A retrospective multi-center cohort analysis comparing critically ill patients with MDR-GN pneumonia who received intravenous colistin (IV) alone or in combination with adjunctive aerosolized colistin (IV/AER) with a primary endpoint of clinical cure at the end of colistin therapy. Secondary endpoints included microbiologic cure, duration of mechanical ventilation, length of stay, and hospital mortality. A post-hoc subgroup analysis was performed for patients with high quality cultures used for diagnosis of MDR-GN pneumonia. Dichotomous data were compared using Fisher’s exact test while the student’s t-test or Mann–Whitney U test were used for continuous variables.
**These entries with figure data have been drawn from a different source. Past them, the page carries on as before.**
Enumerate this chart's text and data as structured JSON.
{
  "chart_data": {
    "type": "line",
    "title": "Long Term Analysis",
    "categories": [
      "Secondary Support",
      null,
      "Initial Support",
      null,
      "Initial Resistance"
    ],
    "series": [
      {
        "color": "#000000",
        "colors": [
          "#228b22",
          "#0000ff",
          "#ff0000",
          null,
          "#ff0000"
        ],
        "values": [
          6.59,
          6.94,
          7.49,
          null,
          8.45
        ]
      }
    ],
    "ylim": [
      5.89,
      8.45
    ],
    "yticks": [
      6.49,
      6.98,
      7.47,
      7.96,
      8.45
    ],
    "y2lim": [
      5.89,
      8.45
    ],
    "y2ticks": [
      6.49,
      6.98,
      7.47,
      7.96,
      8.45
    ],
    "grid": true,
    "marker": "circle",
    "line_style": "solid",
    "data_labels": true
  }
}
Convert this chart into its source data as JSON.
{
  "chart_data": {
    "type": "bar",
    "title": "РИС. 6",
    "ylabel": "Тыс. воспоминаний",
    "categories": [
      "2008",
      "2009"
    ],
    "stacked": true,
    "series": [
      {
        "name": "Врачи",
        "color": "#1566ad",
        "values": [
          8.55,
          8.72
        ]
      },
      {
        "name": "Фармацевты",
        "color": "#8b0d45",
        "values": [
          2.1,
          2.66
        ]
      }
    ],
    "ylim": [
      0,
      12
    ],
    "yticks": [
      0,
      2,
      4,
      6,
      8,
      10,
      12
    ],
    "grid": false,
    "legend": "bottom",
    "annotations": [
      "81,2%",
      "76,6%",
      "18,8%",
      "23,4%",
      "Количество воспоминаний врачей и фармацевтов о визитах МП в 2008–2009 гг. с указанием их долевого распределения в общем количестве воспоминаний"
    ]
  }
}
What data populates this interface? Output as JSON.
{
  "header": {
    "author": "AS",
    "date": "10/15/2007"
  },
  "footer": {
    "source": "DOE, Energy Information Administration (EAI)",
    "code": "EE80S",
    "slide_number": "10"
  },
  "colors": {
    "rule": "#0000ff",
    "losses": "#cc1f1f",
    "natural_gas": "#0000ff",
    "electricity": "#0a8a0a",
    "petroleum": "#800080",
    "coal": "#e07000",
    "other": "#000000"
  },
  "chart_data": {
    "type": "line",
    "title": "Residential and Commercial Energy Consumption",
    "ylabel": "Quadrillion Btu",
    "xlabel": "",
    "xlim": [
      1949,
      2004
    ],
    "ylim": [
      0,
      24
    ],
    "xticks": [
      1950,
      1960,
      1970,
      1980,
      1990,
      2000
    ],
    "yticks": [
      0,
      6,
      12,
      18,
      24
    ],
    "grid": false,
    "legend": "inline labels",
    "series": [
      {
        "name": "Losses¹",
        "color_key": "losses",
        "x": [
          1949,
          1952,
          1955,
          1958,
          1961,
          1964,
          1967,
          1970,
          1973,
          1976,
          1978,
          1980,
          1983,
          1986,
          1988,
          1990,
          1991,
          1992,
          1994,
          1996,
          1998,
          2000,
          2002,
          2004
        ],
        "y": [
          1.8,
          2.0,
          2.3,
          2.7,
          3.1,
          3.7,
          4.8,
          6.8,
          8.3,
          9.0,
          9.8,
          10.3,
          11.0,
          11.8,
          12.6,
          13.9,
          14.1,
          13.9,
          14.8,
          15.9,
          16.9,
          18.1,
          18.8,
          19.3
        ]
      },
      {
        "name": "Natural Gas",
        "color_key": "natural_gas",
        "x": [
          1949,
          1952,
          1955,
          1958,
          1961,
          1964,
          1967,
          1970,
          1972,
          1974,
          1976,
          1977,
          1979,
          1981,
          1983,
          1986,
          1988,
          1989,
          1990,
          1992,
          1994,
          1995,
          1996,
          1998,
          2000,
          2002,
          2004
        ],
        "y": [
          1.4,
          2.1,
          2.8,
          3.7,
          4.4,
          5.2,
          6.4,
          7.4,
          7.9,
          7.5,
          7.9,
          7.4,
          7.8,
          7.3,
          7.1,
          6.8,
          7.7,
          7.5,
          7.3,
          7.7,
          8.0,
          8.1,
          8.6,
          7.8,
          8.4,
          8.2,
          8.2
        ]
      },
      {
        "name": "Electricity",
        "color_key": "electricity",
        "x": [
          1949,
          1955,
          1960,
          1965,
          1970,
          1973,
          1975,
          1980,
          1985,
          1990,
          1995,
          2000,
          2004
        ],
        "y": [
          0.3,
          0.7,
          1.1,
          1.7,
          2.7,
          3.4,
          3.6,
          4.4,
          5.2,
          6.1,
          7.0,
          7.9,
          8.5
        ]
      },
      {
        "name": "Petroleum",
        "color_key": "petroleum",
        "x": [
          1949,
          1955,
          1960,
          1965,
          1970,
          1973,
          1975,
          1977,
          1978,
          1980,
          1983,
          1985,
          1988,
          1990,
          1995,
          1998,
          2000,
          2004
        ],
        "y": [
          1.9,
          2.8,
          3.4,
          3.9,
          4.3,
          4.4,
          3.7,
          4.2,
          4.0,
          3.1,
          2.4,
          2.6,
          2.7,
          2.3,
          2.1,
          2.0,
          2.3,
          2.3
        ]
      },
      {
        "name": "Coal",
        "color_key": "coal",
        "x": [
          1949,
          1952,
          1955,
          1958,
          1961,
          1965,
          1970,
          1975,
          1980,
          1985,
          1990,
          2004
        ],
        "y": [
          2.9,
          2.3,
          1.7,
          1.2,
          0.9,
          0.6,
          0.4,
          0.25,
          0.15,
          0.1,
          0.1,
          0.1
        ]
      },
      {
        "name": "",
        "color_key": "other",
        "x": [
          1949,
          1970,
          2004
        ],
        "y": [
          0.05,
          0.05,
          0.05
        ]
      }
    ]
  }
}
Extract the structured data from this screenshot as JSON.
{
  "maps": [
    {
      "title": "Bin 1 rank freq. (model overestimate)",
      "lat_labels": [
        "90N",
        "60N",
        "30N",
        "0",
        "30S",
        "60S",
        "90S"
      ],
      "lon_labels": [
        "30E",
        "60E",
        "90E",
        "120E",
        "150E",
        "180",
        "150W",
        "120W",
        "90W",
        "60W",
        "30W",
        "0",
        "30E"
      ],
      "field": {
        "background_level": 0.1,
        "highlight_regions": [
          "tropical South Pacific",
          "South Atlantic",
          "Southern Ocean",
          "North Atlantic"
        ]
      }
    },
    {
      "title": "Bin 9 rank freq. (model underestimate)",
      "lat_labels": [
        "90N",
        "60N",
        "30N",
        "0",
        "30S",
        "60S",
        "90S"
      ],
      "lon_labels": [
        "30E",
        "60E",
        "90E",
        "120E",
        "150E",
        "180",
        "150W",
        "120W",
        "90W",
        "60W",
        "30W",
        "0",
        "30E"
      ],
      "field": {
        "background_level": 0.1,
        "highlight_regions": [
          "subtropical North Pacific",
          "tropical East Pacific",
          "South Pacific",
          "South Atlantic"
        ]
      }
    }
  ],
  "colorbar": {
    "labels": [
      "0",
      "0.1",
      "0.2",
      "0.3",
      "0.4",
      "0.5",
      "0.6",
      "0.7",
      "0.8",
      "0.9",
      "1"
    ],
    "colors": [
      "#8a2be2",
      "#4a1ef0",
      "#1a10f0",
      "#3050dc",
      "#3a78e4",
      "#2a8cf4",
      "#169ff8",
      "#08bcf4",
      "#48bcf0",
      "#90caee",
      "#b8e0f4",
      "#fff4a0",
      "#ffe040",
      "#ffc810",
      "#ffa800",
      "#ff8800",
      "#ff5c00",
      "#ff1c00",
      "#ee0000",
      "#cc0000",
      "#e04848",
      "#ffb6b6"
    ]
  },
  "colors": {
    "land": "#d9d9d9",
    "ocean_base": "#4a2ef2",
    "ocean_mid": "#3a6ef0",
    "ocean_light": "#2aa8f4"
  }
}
Ninety-five patients met criteria for evaluation with 51 patients receiving IV and 44 receiving IV/AER. Baseline characteristics were similar between the two groups. Twenty patients (39.2%) receiving IV and 24 (54.5%) receiving IV/AER achieved clinical cure (p = 0.135). There was no difference in microbiologic cure rates between the IV and IV/AER colistin groups (40.7vs. 44.4%, p = 0.805). The IV group demonstrated a trend towards higher pneumonia attributable mortality (70.4 vs. 40%, p = 0.055). In the subgroup analysis of patients with high quality respiratory cultures, there was a significantly lower clinical cure rate for those in the IV group as compared to the IV/AER group (31.3 vs. 57.1%, p = 0.033).
Addition of aerosolized colistin to IV colistin may improve clinical cure and mortality for patients with MDR-GN pneumonia. Larger, prospective trials are warranted to confirm the benefit of adjunctive aerosolized colistin in critically ill patients with MDR-GN pneumonia.